The Ontario Consultants for Religious Tolerance have the following definition for "religious tolerance":

"To most religious moderates, religious liberals and secularists, a religiously tolerant person simply allows others to pursue their own religious beliefs and practices freely, without discrimination or oppression. This includes the freedom to change one's own religion, and to proselytize others."

Is the critical commentary by Olbermann in the video clip a form of "discrimination or oppression"?

To me, the answer is "no" ... even with Olbermann's criticism, John Gibson is still free to hold his views and promote them through print and broadcast. Indeed, he'll probably spin this legitimate criticism so that he can claim "martyr" status.

Religious freedom and religious tolerance doesn't mean "freedom from all critical analysis."

At December 29, 2005 at 12:25:00 PM EST, Blogger fausto said...

No, I don't see any "discrimination or oppression" in Olbermann's comments either, but probably the more pertinent question is whether it is present in Gibson's.

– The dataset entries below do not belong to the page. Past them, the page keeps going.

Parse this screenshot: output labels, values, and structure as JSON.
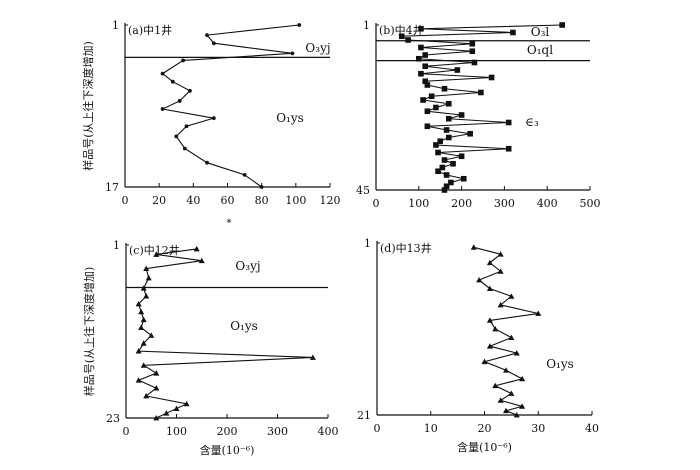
{
  "chart_data": [
    {
      "type": "line",
      "orientation": "vertical-profile",
      "panel_label": "(a)中1井",
      "x_ticks": [
        "0",
        "20",
        "40",
        "60",
        "80",
        "100",
        "120"
      ],
      "xlim": [
        0,
        120
      ],
      "y_ticks": [
        "1",
        "17"
      ],
      "ylim": [
        1,
        17
      ],
      "ylabel": "样品号(从上往下深度增加)",
      "xlabel": "",
      "marker": "dot",
      "boundaries": [
        4.2
      ],
      "units": [
        {
          "label": "O₃yj"
        },
        {
          "label": "O₁ys"
        }
      ],
      "series": [
        {
          "x": [
            102,
            48,
            52,
            98,
            34,
            22,
            28,
            38,
            32,
            22,
            52,
            36,
            30,
            35,
            48,
            70,
            80
          ],
          "y": [
            1,
            2,
            2.8,
            3.8,
            4.5,
            5.8,
            6.6,
            7.5,
            8.5,
            9.3,
            10.2,
            11.0,
            12.0,
            13.2,
            14.6,
            15.8,
            17
          ]
        }
      ]
    },
    {
      "type": "line",
      "orientation": "vertical-profile",
      "panel_label": "(b)中4井",
      "x_ticks": [
        "0",
        "100",
        "200",
        "300",
        "400",
        "500"
      ],
      "xlim": [
        0,
        500
      ],
      "y_ticks": [
        "1",
        "45"
      ],
      "ylim": [
        1,
        45
      ],
      "ylabel": "",
      "xlabel": "",
      "marker": "square",
      "boundaries": [
        5.2,
        10.5
      ],
      "units": [
        {
          "label": "O₃l"
        },
        {
          "label": "O₁ql"
        },
        {
          "label": "∈₃"
        }
      ],
      "series": [
        {
          "x": [
            435,
            105,
            320,
            60,
            75,
            225,
            105,
            225,
            115,
            100,
            230,
            115,
            190,
            105,
            270,
            115,
            120,
            160,
            245,
            130,
            110,
            170,
            140,
            120,
            200,
            170,
            310,
            120,
            165,
            220,
            170,
            150,
            140,
            310,
            145,
            200,
            160,
            180,
            155,
            145,
            165,
            205,
            175,
            165,
            160
          ],
          "y": [
            1,
            2,
            3,
            4,
            5,
            6,
            7,
            8,
            9,
            10,
            11,
            12,
            13,
            14,
            15,
            16,
            17,
            18,
            19,
            20,
            21,
            22,
            23,
            24,
            25,
            26,
            27,
            28,
            29,
            30,
            31,
            32,
            33,
            34,
            35,
            36,
            37,
            38,
            39,
            40,
            41,
            42,
            43,
            44,
            45
          ]
        }
      ]
    },
    {
      "type": "line",
      "orientation": "vertical-profile",
      "panel_label": "(c)中12井",
      "x_ticks": [
        "0",
        "100",
        "200",
        "300",
        "400"
      ],
      "xlim": [
        0,
        400
      ],
      "y_ticks": [
        "1",
        "23"
      ],
      "ylim": [
        1,
        23
      ],
      "ylabel": "样品号(从上往下深度增加)",
      "xlabel": "含量(10⁻⁶)",
      "marker": "triangle",
      "boundaries": [
        6.4
      ],
      "units": [
        {
          "label": "O₃yj"
        },
        {
          "label": "O₁ys"
        }
      ],
      "series": [
        {
          "x": [
            140,
            60,
            150,
            40,
            45,
            35,
            40,
            25,
            30,
            35,
            30,
            50,
            35,
            25,
            370,
            35,
            60,
            25,
            60,
            40,
            120,
            100,
            80,
            60
          ],
          "y": [
            1.5,
            2.2,
            3.0,
            4.0,
            5.2,
            6.5,
            7.5,
            8.5,
            9.5,
            10.5,
            11.5,
            12.5,
            13.5,
            14.5,
            15.3,
            16.3,
            17.3,
            18.2,
            19.2,
            20.2,
            21.2,
            21.8,
            22.4,
            23
          ]
        }
      ]
    },
    {
      "type": "line",
      "orientation": "vertical-profile",
      "panel_label": "(d)中13井",
      "x_ticks": [
        "0",
        "10",
        "20",
        "30",
        "40"
      ],
      "xlim": [
        0,
        40
      ],
      "y_ticks": [
        "1",
        "21"
      ],
      "ylim": [
        1,
        21
      ],
      "ylabel": "",
      "xlabel": "含量(10⁻⁶)",
      "marker": "triangle",
      "boundaries": [],
      "units": [
        {
          "label": "O₁ys"
        }
      ],
      "series": [
        {
          "x": [
            18,
            23,
            21,
            23,
            19,
            21,
            25,
            23,
            30,
            21,
            22,
            25,
            21,
            26,
            20,
            24,
            27,
            22,
            25,
            23,
            27,
            24,
            26
          ],
          "y": [
            1.5,
            2.3,
            3.3,
            4.3,
            5.3,
            6.3,
            7.2,
            8.2,
            9.2,
            10.0,
            11.0,
            12.0,
            13.0,
            13.8,
            14.8,
            15.8,
            16.8,
            17.6,
            18.5,
            19.3,
            20.0,
            20.5,
            21.0
          ]
        }
      ]
    }
  ],
  "footer_mark": "*"
}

For a Christian to state the belief that other belief systems are "wrong" isn't necessarily discriminatory or oppressive, but for a Christian to demand that government endorse Christianity and only grudgingly "tolerate" competing beliefs might indeed be discriminatory or oppressive.

It sounds to me as though what Olbermann is really trying to pin on Gibson is this sort of broad intolerance, rather than the narrower error of what may have been only a minor verbal gaffe. Gibson obviously said what he said, and Gibson shouldn't deny his own words rather than clarify what he intended to say, and Olbermann may be right to raise the issue, but I'm still not sure that Olbermann's broader accusation is proved solely on the narrower evidence.

As you said in your earlier post, Steve, Olbermann's attack is right on the edge. I agree. He's on that edge because Gibson was, first. However, given the ambiguity in what Gibson may have intended to say, I wonder if Olbermann isn't being a tad too zealous, a tad irresponsible, to attack Gibson so strongly.